Ad ascoltarla a occhi chiusi, per non lasciarsi distrarre dal suo aspetto, che è incantevole, si viene traghettati in una dimensione altra e nuova. A costo di sconfessarla, con irriverenza non voluta: per lei l’arpa è uno strumento potente e molto pop, tutt’altro che angelico; ma le sensazioni che sa regalare sono di vario tipo, chiarisce meglio in questa intervista. Le immagini, pure. Gli occhi si riaprono nell’ascolto, perché la Bellezza, il talento, richiedono la comprensione con tutti gli organi di senso. Raggiungere Claudia Lamanna è più facile di quel che si possa credere. Le sue dita danzano sulle corde in modo incessante. E più lavorano più non conoscono la fatica, quelle mani, restano delicate, non si appesantiscono. Riannodano il filo della memoria personale e collettiva.

Reduce dal trionfo all’International harp contest, lei è stata celebrata come l’arpista più brava al mondo: che effetto le fa ricevere tanti complimenti?

“È sempre bello ricevere l’affetto da parte di tutti coloro che apprezzano la mia arte. Ciò rappresenta l’appagamento per tutto l’amore e la dedizione che rivolgo alla musica quotidianamente”.

L’arpa intesa come prolungamento del corpo, ovvero dell’anima di chi la suona, quanto riflette della emotività e di ciò che sfugge al nostro controllo?

“Il mio strumento è capace di infondere una vasta gamma di emozioni in chi lo ascolta, che vanno da un piacevole senso di serenità o allegria a una dimensione di profondo turbamento o tristezza, da una sensazione di elegante delicatezza a un effetto di vigorosa potenza… Il mio compito è quello di fungere da tramite nella trasmissione di questa molteplicità di stati d’animo”.

Nella sua intensa attività concertistica, avviata presto per tutto il mondo, quale palco le ha dato maggiori soddisfazioni ed emozioni?

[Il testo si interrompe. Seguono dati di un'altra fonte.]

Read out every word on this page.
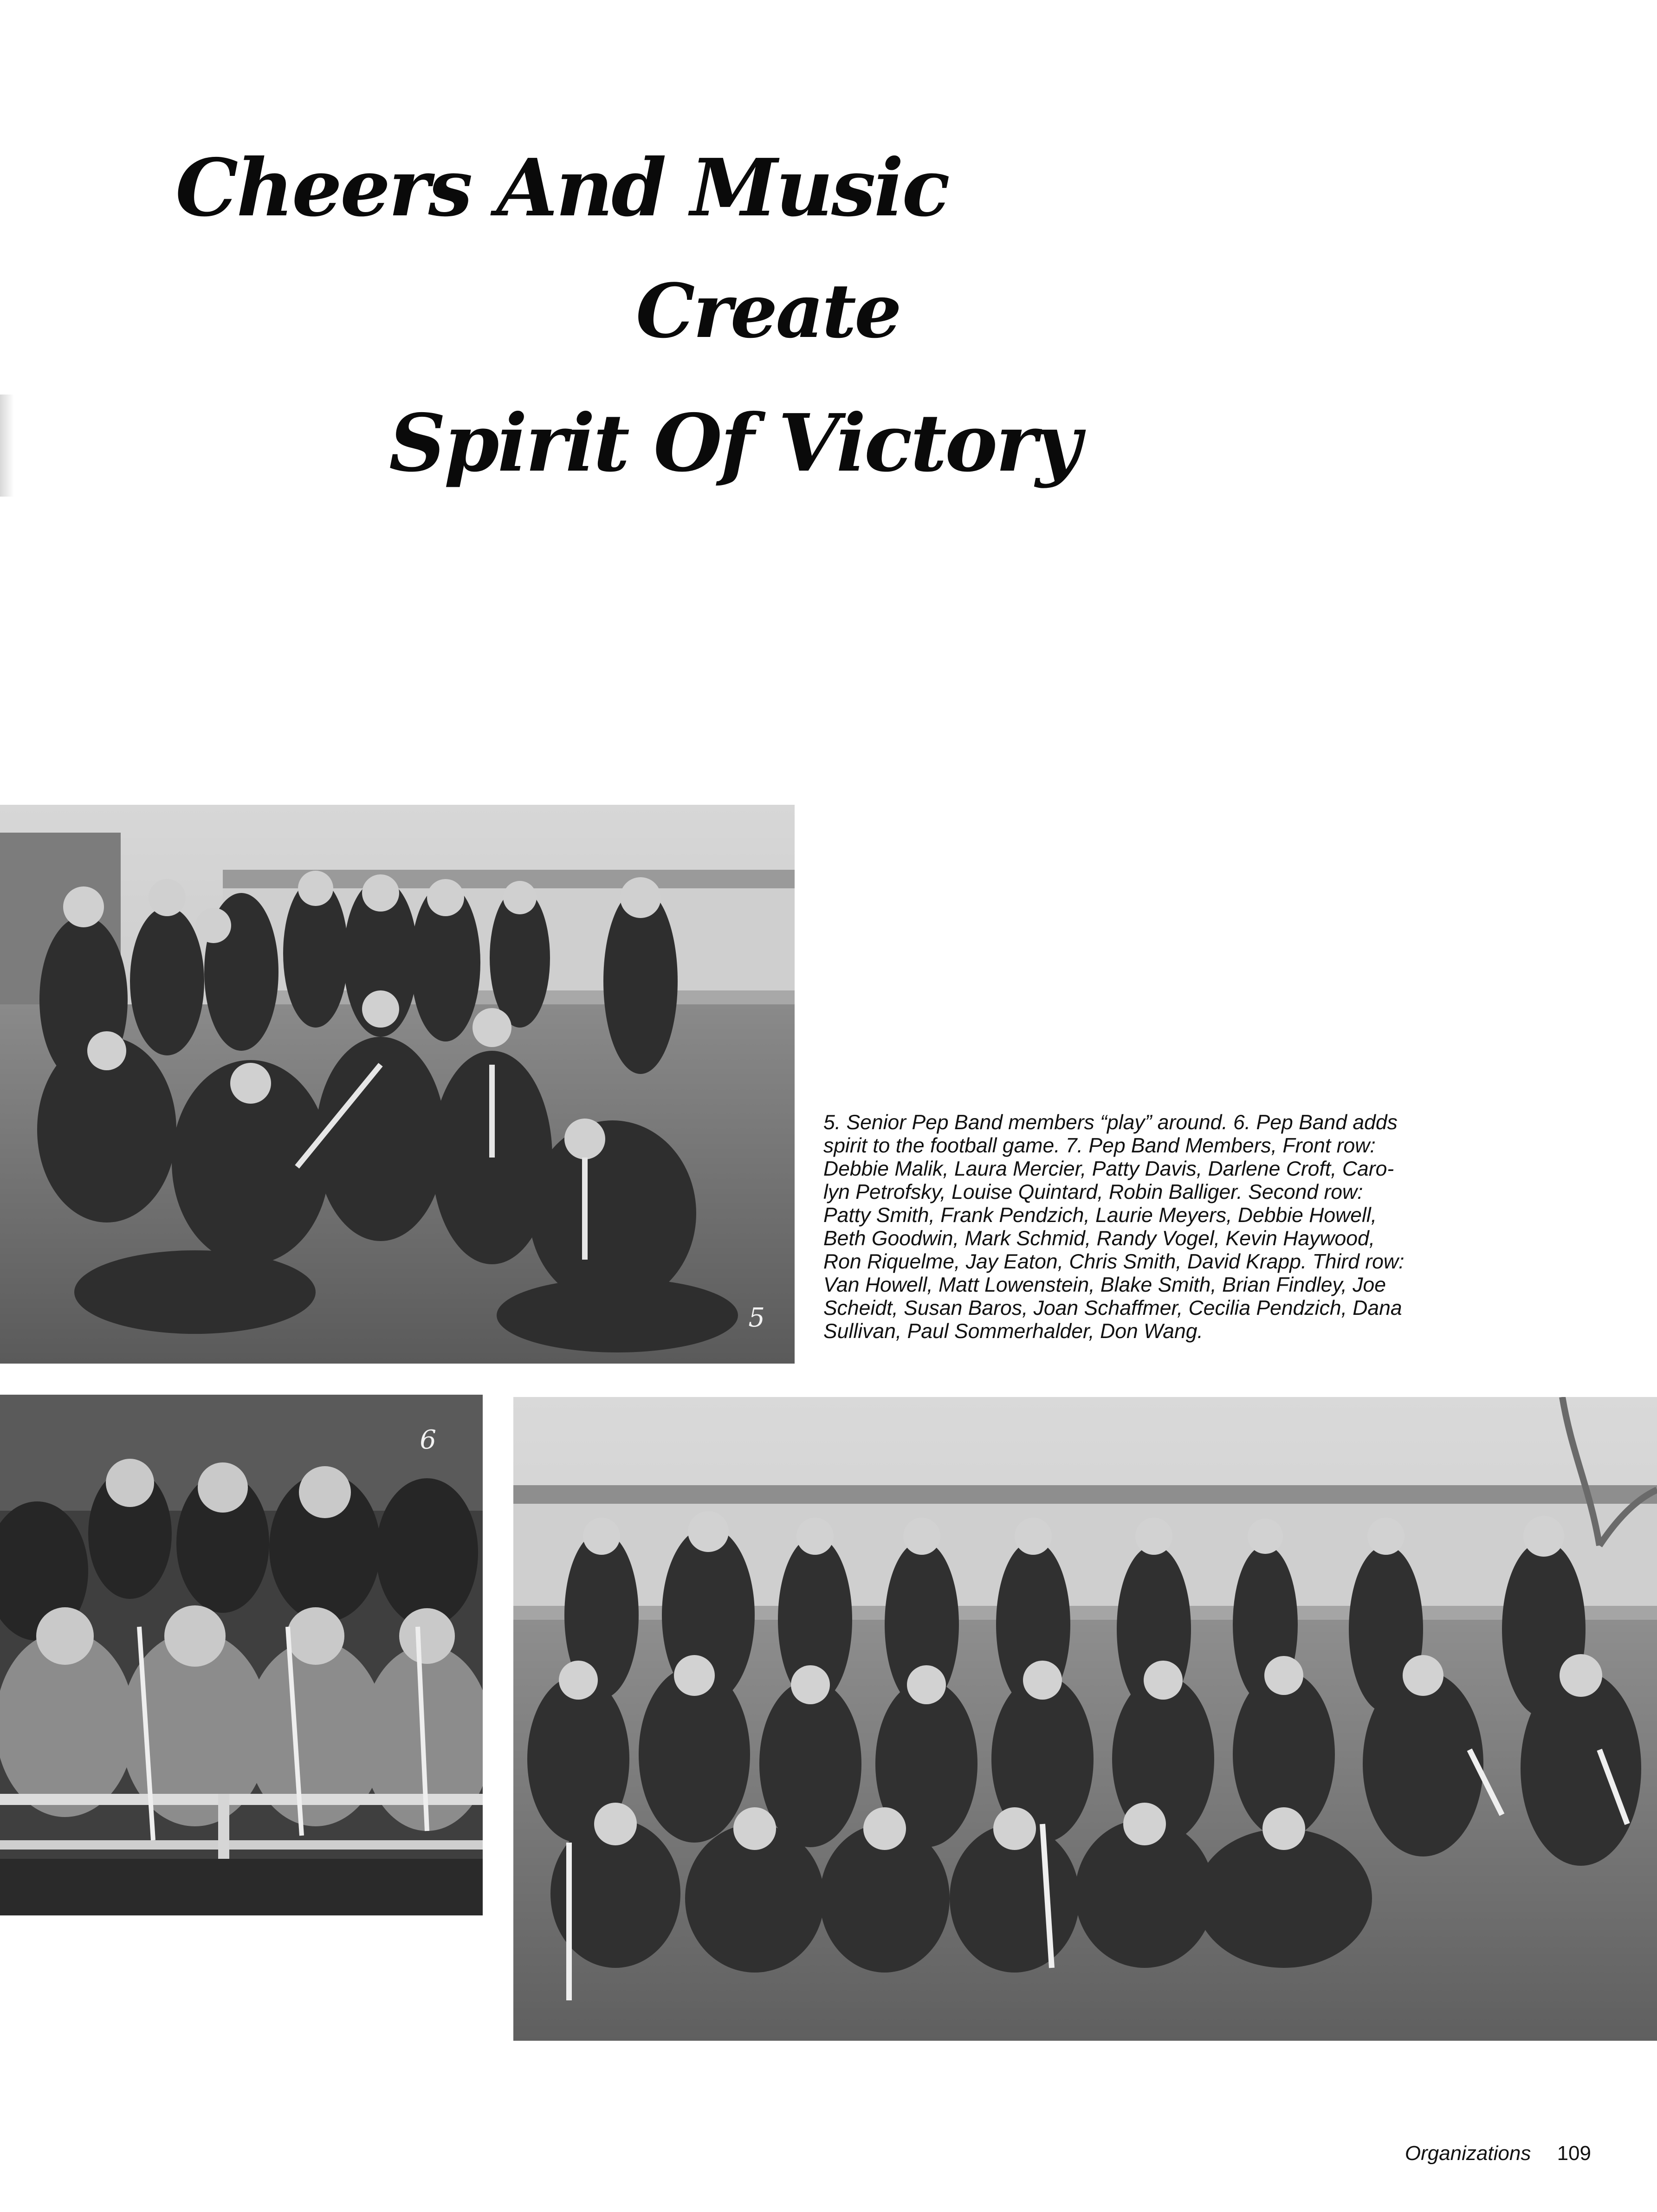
Cheers And Music
Create
Spirit Of Victory
5
6
5. Senior Pep Band members “play” around. 6. Pep Band adds
spirit to the football game. 7. Pep Band Members, Front row:
Debbie Malik, Laura Mercier, Patty Davis, Darlene Croft, Caro-
lyn Petrofsky, Louise Quintard, Robin Balliger. Second row:
Patty Smith, Frank Pendzich, Laurie Meyers, Debbie Howell,
Beth Goodwin, Mark Schmid, Randy Vogel, Kevin Haywood,
Ron Riquelme, Jay Eaton, Chris Smith, David Krapp. Third row:
Van Howell, Matt Lowenstein, Blake Smith, Brian Findley, Joe
Scheidt, Susan Baros, Joan Schaffmer, Cecilia Pendzich, Dana
Sullivan, Paul Sommerhalder, Don Wang.
Organizations 109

“A caldo direi l’Auditorium di Akko, dove si è svolta la finale del concorso in Israele, sia per il bellissimo repertorio eseguito (il Concerto per Arpa e Orchestra, Op. 74 di Reinhold Glière), sia per il felice epilogo della serata. ovviamente ho tanti altri emozionanti ricordi in molte altre sale, legati soprattutto al calore del pubblico”.

Uscendo dalla austerità del suo nobile mondo, c’è magari un aneddoto, un episodio divertente che ricorda?

“Sfatando un po’ il mito dell’austerità del mio mondo, tra i diversi aneddoti nella mia quotidianità, molti di questi sono connessi alla mia professione. Al momento, me ne viene in mente uno legato alla mia ultima esperienza in Israele, dove un tassista non parlava in inglese e non riusciva a capire la destinazione neanche dopo avergliela mostrata per iscritto, poiché in caratteri latini. Alla fine, dopo un brevissimo momento di smarrimento, ho risolto convertendo la destinazione in alfabeto ebraico tramite Google Translate”.

Che rapporto ha con la sua terra natia, con la Puglia?

“Il mio legame con la Puglia è molto forte, sebbene abbia vissuto per diversi anni all’estero. Mentre ero fuori, tornavo con piacere a ritrovare i luoghi a me cari, ogni qualvolta mi era possibile”.

Quali sono i suoi prossimi impegni?

“Nell’immediato, il mio prossimo impegno è previsto per il 30 aprile, quando suonerò il Concerto per Arpa e Orchestra, Op. 74 di R. Glière con l’Orchestre National de Cannes, diretta dal Maestro Kaspar Zehnder, nell’ambito del Festival Classic’Antibes. A seguire, ci saranno altri concerti in Italia e all’estero”.